On November 3, New York City reached an agreement with the New York Taxi Workers Alliance (NYTWA), the union fighting to relieve drivers of thousands of dollars in debt they owe for medallions, the physical permits to operate taxis. According to the NYTWA, the average debt owed on medallions by taxi drivers is $600,000.
“Today marks a new dawn, a new beginning for a workforce that has struggled through so much crisis and loss,” said Bhairavi Desai, Executive Director of NYTWA, in a statement. “Today, we can say owner-drivers have won real debt relief and can begin to get their lives back. Drivers will no longer be at risk of losing their homes, and no longer be held captive to debt beyond their lifetime.”
Zohran Kwame Mamdani, a New York State Assemblymember representing the diverse borough of Queens, participated in the 15-day hunger strike as an act of solidarity with the taxi drivers, many of whom live in his district. On day 12 of the hunger strike, Mamdani shared the words of Douglas Schiffer, a taxi driver who ended his own life due to the financial stress he endured while in debt.
“Wake up and resist,” Mamdani read. “I hope with this public sacrifice I make now that some attention to the plight of drivers will be made to save them and it will not be done in vain.”
Today is the 12th day of our hunger strike.
271 hours without food.
To commemorate this moment, I read from Doug Schifter’s last words before he took his life bc of this crisis.
They broke my heart.
We strike in honor of his memory & in honor of the drivers still with us. pic.twitter.com/4Im65lGoIS
— Zohran Kwame Mamdani (@ZohranKMamdani) October 31, 2021
A 2019 New York Times investigation revealed that at least nine taxi drivers faced the same fate and took their own lives due to crushing debt. One of those drivers was Kenny Chow, an immigrant from Myanmar who took out a $700,000 loan to purchase a medallion. His brother Richard Chow, also a taxi driver with hundreds of thousands in medallion debt, participated in the 15-day hunger strike in his memory.
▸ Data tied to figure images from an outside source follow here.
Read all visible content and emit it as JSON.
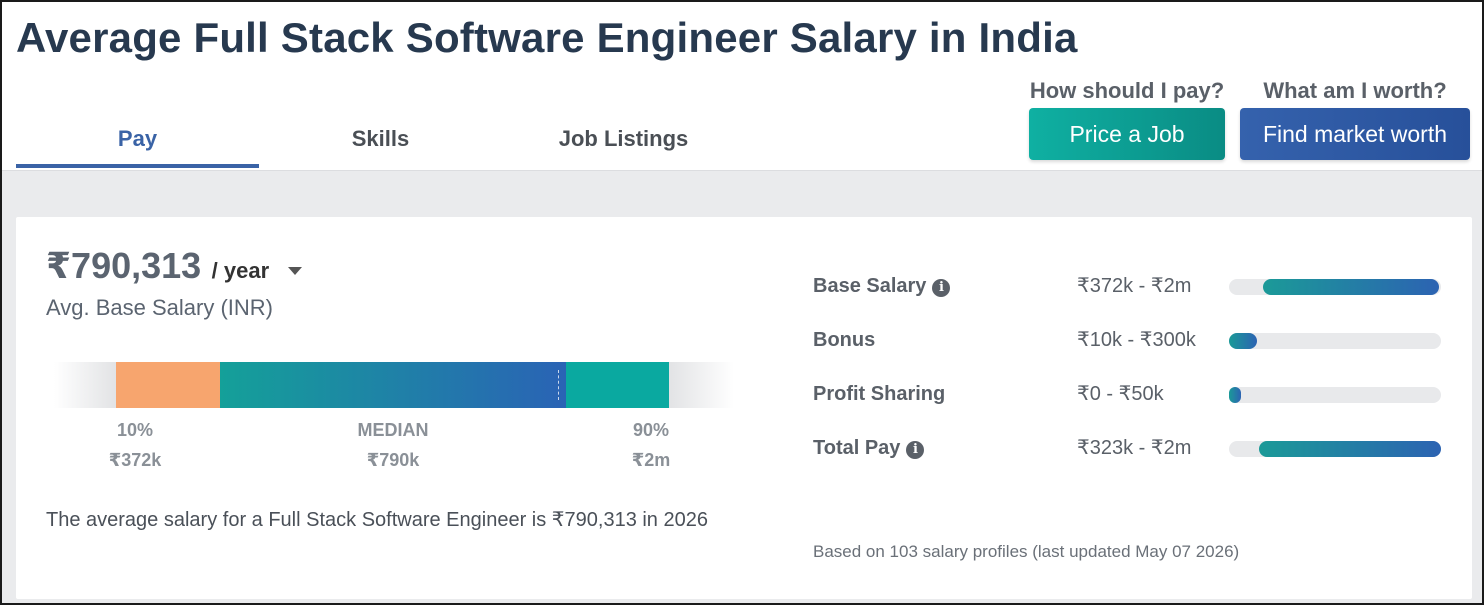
{
  "header": {
    "title": "Average Full Stack Software Engineer Salary in India",
    "tabs": [
      {
        "label": "Pay",
        "active": true
      },
      {
        "label": "Skills",
        "active": false
      },
      {
        "label": "Job Listings",
        "active": false
      }
    ],
    "cta": [
      {
        "question": "How should I pay?",
        "button": "Price a Job",
        "color": "#0a9f94"
      },
      {
        "question": "What am I worth?",
        "button": "Find market worth",
        "color": "#2f5ba8"
      }
    ]
  },
  "salary": {
    "amount": "₹790,313",
    "period": "/ year",
    "label": "Avg. Base Salary (INR)",
    "range": {
      "low_pct": "10%",
      "low_val": "₹372k",
      "median_label": "MEDIAN",
      "median_val": "₹790k",
      "high_pct": "90%",
      "high_val": "₹2m"
    },
    "summary": "The average salary for a Full Stack Software Engineer is ₹790,313 in 2026"
  },
  "compensation": [
    {
      "label": "Base Salary",
      "range": "₹372k - ₹2m",
      "info": true,
      "fill_start": 0.16,
      "fill_end": 0.99
    },
    {
      "label": "Bonus",
      "range": "₹10k - ₹300k",
      "info": false,
      "fill_start": 0.0,
      "fill_end": 0.13
    },
    {
      "label": "Profit Sharing",
      "range": "₹0 - ₹50k",
      "info": false,
      "fill_start": 0.0,
      "fill_end": 0.05
    },
    {
      "label": "Total Pay",
      "range": "₹323k - ₹2m",
      "info": true,
      "fill_start": 0.14,
      "fill_end": 1.0
    }
  ],
  "footer_note": "Based on 103 salary profiles (last updated May 07 2026)",
  "colors": {
    "title": "#27394f",
    "tab_active": "#3a63a6",
    "low_segment": "#f7a56e",
    "high_segment": "#0aa9a0"
  }
}
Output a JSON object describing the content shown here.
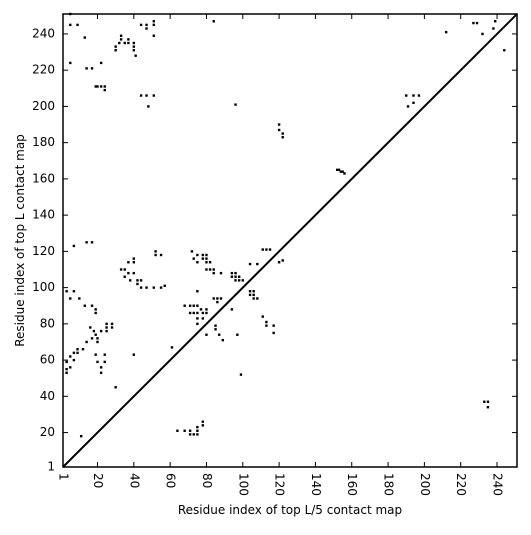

“Finally, we made history, and I’m very proud,” Chow told The City. “I’d like to see my brother alive. If it were three years ago, my brother would be here for this celebration.”
New York City taxi drivers — 94 percent of whom are immigrants — took out hundreds of thousands of dollars in loans to cover the cost of taxi medallions because they viewed it as a ticket to the middle class in the United States. In 2004, the average taxi medallion cost was $200,000 but by 2014, then-Mayor Michael Bloomberg inflated the price of medallions by over 500 percent to $1 million in order to raise revenue. But in 2015, as unregulated ride-sharing apps like Uber and Lyft skyrocketed in popularity, cab revenues declined by 36 percent, dropping the value of medallions to just $80,000, and leaving tax drivers saddled with debt and trapped in predatory lending agreements.
The agreement reached between the city, the taxi drivers union, and Marblegate Asset Management — a private equity firm that is the largest holder of medallion loans — will restructure the crushing debt for thousands of taxi drivers. The terms of the restructure would limit loans to a maximum of $200,000, which then decreases to $170,000 with a grant from the city of $30,000. The interest rate will be capped at 5 percent over a 20-year term, which will amount to monthly payments of $1,122.
The NYTWA is hopeful that this organizing victory has mapped out a way to curb predatory debt, so long as there is both funding and political will.